Dean unterdrückte das leichte Gefühl von Panik in seiner Brust und machte kehrt, lief erneut die Tische ab, identifizierte den ihren an der Auswahl von Büchern, die sie auf ihm verstreut hatten, und setzte sich.
Sam war bestimmt nur zur Toilette gegangen.
Gut, das letzte Mal, als Dean das angenommen hatte, war er von einem Satyr entführt worden, aber die Wahrscheinlichkeit, dass das noch ein zweites Mal geschehen war, war so verschwindend gering, dass Dean sich problemlos einreden konnte, dass alles in Ordnung war.
Zumindest eine Viertelstunde lang.
Als Sam auch dann nicht zurückgekommen war, erhob Dean sich mit erzwungener Ruhe von seinem Stuhl und ging zu den Toiletten.
Auch dort war Sam nicht aufzufinden, und Dean wurde schlecht.
Wieso?
Wieso immer er?
Er zog sein Handy aus der Hosentasche, um Sam anzurufen, wählte die Nummer und lauschte dem Freizeichen bis die Mailbox sich anschaltete, und er den Impuls unterdrücken musste, sein Mobiltelefon gegen einen der Badezimmerspiegel zu werfen.

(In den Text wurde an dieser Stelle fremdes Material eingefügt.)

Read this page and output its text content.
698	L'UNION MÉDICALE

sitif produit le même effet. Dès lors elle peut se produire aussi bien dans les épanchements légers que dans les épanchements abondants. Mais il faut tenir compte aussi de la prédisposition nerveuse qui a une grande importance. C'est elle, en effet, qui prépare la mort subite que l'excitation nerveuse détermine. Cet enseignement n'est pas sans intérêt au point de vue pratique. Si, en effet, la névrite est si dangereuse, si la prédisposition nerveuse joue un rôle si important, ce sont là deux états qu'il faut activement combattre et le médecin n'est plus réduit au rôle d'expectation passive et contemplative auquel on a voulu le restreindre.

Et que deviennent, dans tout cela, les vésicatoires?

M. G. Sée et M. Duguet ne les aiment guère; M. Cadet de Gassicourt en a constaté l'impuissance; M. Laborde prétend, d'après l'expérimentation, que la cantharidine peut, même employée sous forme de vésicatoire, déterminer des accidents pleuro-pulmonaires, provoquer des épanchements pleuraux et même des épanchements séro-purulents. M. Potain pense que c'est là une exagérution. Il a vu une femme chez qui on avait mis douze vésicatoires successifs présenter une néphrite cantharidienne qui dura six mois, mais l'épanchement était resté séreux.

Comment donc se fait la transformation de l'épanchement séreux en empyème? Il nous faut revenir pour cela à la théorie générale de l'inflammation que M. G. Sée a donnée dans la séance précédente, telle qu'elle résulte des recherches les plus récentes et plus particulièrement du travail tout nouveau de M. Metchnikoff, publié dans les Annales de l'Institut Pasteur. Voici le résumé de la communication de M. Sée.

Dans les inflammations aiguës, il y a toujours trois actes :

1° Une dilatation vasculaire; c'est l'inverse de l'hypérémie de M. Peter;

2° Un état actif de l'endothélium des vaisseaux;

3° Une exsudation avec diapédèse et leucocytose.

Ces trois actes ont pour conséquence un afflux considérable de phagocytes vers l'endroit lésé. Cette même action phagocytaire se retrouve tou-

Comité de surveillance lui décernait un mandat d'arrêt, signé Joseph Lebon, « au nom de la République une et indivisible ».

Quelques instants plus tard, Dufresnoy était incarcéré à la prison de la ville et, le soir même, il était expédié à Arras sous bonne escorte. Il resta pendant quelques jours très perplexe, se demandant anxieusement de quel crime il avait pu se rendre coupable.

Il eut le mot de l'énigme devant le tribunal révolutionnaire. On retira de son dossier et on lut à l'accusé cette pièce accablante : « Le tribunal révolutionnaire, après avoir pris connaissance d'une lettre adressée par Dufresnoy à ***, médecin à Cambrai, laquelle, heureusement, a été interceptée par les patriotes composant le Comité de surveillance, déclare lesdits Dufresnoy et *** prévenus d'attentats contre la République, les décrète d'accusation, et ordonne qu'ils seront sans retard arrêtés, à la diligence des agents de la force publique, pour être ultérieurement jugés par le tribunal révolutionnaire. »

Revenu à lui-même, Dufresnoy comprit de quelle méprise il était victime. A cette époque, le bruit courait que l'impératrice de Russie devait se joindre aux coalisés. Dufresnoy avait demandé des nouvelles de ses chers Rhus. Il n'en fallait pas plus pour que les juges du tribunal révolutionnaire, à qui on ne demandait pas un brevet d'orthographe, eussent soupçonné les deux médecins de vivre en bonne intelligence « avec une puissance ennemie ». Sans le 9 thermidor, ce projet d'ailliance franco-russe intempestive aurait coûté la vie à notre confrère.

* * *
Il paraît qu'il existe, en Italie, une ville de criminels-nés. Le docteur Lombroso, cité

Sein eigenes Gesicht starrte ihm entgegen, wütend und zu Tode besorgt zur gleichen Zeit, und Dean atmete ein paar Mal tief durch, dann ging er gehetzten Schrittes zurück zu ihrem verwaisten Tisch.
Erst jetzt bemerkte er, dass die Bücher, die Sam durchgesehen hatte, nicht mehr darauf lagen, und dass auch Sams Laptoptasche nicht mehr neben seinem leeren Platz stand.